I feel quite passionately about sustainable living. When I worked as Public Affairs Advisor, Environment for Waitakere City Council I learned a lot about water management, waste management and green energy. It has stayed with me ever since and I intend to do more in my private life around those principles. These principles are not difficult to understand and in many sectors are now mainstream. On my way down the North Island I chose an Airbnb that marketed itself as a sustainable business, a farm. The accommodation was in a yurt (a glorified tent) but I felt a little adventure and new experiences would be interesting.
I arrived in Turangi to discover there was no one waiting to check me in. A call to the host had her explaining she had gone to Wellington and left her woofer in charge of the farm and guests. Rather a responsbility for a temporary woofer. I wasted a lot of time driving up and down tryng to find this person so I could unload my stuff. Things did not feel very organised so I got out of the car to find someone to explain to me where to go.
I met some other guests in an outdoor communal kitchen. It was beyond rustic and cold. It was a jumble of stuff' and I couldn't tell what was clean and what was not. How could it be clean exposed to the open air and dust? I couldn't find a plug for the sink and the tap came off in my hand though the woofer, I was later told, had some plumbing credentials. Another guest , also a blogger, had wanted to boil some water but the dial for a gas element came off and most of the other gas elements had no dials at all. When the woofer showed up he managed to get one element to work but it all looked rather dangerous. I felt irritated by the lack of amenities and discovered another guest my age was equally irritated and disappointed. We commiserated. Having succeeded in making a cup of tea and sharing our disappointments so far, I headed off to settle in and explore my environs.
What an eye-opener. The place looked like a dump. There was rusting equipment everywhere amongst weeds, Broken down stuff piled or spread everywhere. Nothing looked successful, efficient or sustainable. How can piles of metal and plastic tarpaulins lying in grass be sustainable? How can leaking taps and old baths full of stagnant rainwater harbouring mosquito larvae be an example of sustainablilty but I hadn't reckoned on the ablutions.
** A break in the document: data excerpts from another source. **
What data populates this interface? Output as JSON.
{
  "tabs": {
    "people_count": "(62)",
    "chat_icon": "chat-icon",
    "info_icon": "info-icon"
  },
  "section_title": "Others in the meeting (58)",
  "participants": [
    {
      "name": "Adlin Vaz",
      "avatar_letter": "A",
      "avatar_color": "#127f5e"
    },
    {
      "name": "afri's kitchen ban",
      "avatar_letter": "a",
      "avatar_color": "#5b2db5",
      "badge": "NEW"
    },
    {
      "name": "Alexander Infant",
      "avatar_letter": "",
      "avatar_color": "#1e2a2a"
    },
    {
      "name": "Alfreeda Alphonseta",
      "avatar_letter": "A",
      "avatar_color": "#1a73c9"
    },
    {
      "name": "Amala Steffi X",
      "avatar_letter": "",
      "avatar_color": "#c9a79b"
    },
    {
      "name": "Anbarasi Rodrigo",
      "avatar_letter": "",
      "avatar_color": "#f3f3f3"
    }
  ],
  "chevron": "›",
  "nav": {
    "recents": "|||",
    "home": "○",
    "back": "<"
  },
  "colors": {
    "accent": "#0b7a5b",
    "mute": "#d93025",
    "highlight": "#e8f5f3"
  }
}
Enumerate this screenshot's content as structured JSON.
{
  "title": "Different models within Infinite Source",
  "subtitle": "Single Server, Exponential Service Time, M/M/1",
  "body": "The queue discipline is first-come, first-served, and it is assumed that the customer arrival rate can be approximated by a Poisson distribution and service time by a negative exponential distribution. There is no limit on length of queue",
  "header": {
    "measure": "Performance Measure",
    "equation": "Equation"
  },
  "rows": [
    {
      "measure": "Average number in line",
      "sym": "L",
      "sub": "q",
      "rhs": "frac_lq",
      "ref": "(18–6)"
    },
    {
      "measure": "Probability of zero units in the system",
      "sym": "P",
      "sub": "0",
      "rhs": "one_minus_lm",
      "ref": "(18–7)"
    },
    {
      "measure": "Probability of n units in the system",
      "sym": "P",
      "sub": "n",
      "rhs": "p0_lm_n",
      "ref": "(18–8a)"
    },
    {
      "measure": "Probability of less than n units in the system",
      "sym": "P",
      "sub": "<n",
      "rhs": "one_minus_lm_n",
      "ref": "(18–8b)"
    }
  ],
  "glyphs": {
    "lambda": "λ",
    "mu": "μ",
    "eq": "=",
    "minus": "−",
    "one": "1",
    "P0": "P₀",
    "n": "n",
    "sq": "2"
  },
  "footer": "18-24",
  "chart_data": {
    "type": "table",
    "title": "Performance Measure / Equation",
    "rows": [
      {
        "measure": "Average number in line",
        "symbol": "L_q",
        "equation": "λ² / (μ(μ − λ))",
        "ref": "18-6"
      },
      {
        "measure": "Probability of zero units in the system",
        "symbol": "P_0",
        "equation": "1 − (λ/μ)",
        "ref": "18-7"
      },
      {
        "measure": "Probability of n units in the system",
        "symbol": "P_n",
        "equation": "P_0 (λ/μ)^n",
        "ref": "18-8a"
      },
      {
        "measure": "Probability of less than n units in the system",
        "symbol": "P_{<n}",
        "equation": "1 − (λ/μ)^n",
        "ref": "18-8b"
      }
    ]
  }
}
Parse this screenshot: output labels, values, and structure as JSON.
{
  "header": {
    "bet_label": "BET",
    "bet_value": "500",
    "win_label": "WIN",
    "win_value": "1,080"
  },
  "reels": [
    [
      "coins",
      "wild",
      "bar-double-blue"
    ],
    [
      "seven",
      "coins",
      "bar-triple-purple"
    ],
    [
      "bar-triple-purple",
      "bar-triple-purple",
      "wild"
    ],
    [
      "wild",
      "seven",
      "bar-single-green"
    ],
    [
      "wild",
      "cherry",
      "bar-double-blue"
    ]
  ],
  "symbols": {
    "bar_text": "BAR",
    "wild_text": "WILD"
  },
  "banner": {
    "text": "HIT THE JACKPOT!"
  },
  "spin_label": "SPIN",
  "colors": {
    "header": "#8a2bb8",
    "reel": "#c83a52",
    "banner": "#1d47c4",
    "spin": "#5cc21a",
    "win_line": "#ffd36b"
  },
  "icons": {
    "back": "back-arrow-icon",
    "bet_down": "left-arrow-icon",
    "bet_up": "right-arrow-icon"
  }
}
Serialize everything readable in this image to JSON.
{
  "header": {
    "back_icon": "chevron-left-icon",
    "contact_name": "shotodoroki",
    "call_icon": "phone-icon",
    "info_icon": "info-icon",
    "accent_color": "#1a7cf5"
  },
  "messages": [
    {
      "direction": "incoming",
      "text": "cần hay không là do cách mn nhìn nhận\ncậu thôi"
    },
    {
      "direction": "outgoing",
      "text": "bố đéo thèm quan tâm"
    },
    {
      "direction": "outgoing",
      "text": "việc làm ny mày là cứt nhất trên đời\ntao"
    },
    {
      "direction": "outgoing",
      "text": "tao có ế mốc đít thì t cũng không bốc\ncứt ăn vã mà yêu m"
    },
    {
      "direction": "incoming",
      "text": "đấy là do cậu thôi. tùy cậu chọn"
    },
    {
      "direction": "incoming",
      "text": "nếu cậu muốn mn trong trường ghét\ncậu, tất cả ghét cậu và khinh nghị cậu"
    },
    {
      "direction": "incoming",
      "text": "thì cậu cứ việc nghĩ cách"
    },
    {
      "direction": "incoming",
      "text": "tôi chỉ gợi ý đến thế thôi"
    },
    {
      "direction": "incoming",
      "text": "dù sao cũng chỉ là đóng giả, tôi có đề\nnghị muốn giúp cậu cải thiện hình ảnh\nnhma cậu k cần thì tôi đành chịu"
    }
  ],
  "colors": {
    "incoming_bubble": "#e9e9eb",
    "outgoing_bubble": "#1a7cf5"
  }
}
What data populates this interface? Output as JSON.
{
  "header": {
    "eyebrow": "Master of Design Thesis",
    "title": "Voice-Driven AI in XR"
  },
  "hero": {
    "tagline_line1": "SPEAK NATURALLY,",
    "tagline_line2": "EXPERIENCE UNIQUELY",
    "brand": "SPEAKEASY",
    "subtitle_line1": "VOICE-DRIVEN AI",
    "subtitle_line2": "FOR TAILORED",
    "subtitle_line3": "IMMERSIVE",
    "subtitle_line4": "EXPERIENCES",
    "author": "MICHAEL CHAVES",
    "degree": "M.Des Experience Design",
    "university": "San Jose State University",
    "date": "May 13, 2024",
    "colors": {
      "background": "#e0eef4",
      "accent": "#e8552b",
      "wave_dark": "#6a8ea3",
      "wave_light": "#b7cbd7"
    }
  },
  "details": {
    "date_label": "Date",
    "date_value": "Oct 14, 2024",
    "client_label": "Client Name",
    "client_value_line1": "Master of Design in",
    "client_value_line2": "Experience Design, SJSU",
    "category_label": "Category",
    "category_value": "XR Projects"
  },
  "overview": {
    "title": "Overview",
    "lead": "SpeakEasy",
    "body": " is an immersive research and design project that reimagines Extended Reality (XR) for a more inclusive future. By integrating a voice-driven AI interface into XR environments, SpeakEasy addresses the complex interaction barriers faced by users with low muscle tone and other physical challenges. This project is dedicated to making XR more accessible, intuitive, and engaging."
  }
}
In keeping with the'sustainability' idea the management had erected instructions on how to use the composting toilet. I have nothing against composting toilets but this one was too scarey to even lift the lid. The toilet roll was rolling in the dirt and the best equipment consisted of a trowel and spade so you could shovel dirt on your 'business'. As a woman I find it nigh on impossible to control how I pee and poo but the instructions dictated that we must NOT pee while pooing. Ladies, how are your perineum muscles? Sphincters in form?
So where does one do the peeing? On the ground elsewhere as indicated by the sign and damp spot. There I was at night in the dark with my torch trying to spread my knees, jeans around my ankles trying not to splash my legs and shoes in a shared area amongst some trees. Nice. I knew to bring a torch but didn't know I needed plastic bags or gladwrap for my legs. The vanity was nailed to a tree. Bet the tree didn't find that sustainable either. Though each hut or tent has its own toilet there really isn't privacy as the whole place is pretty communal.
My bed was comfortable but there were four beds in the yurt and I didn't know if other guests would be arriving so I went to bed fully clothed. It rained extremely heavily so I had little sleep worrying about the rain possibly soaking through the canvas roof or flooding in the fields bogging down my car. I could charge my phone but there were no plugs for normal appliances such as laptops or shavers. There wasn't enough light to read by for my eyes It was all too hard.
The shower was solar but the entry was full of old bikes. The door was makeshift and of limited size and inside? No shower today a couple of us decided. It was not a safe, tidy or clean environment for a female. I understand gardening, permaculture and recycling but all I was seeing was decay, junk, pollution and what seemed to be a misguided hippy idea of what sustainability is all about. While recycling is good, using old tyres that leach into the gound is not ideal.
It's smoke-free and I'd agree with that but the attitude to smokers (and grammar) seemed a bit brutal.
A phone call to the host had me expressing my disappontment with the facilities but she explained that she'd had a bad season for woofers and couldn't get things done. Where does the farm income come from? A small shadehouse growing veges which the woofers eat and sell and the bnb accommodation. I pointed out that as a business model that is not sustainable and she needs a better standard with more marketing. I admit, young people with limited experience of life and sustainabiity might think it was just a basic adventure roughing it but we two older ladies saw the glaring problems and darker side of so-called sustainabiliy. To be sustainable a business must be successful and it must demonstrate true sustainability principles. It should be accountable and it should be of a manageable size. This one is out of control.
Air bnb accommodation is not regulated. You stay at your own risk so at 6.30 am the next day, after only 2 hours sleep with only a short string of fairy lights to illuminate my tent I decided to beat a retreat. I will not be back.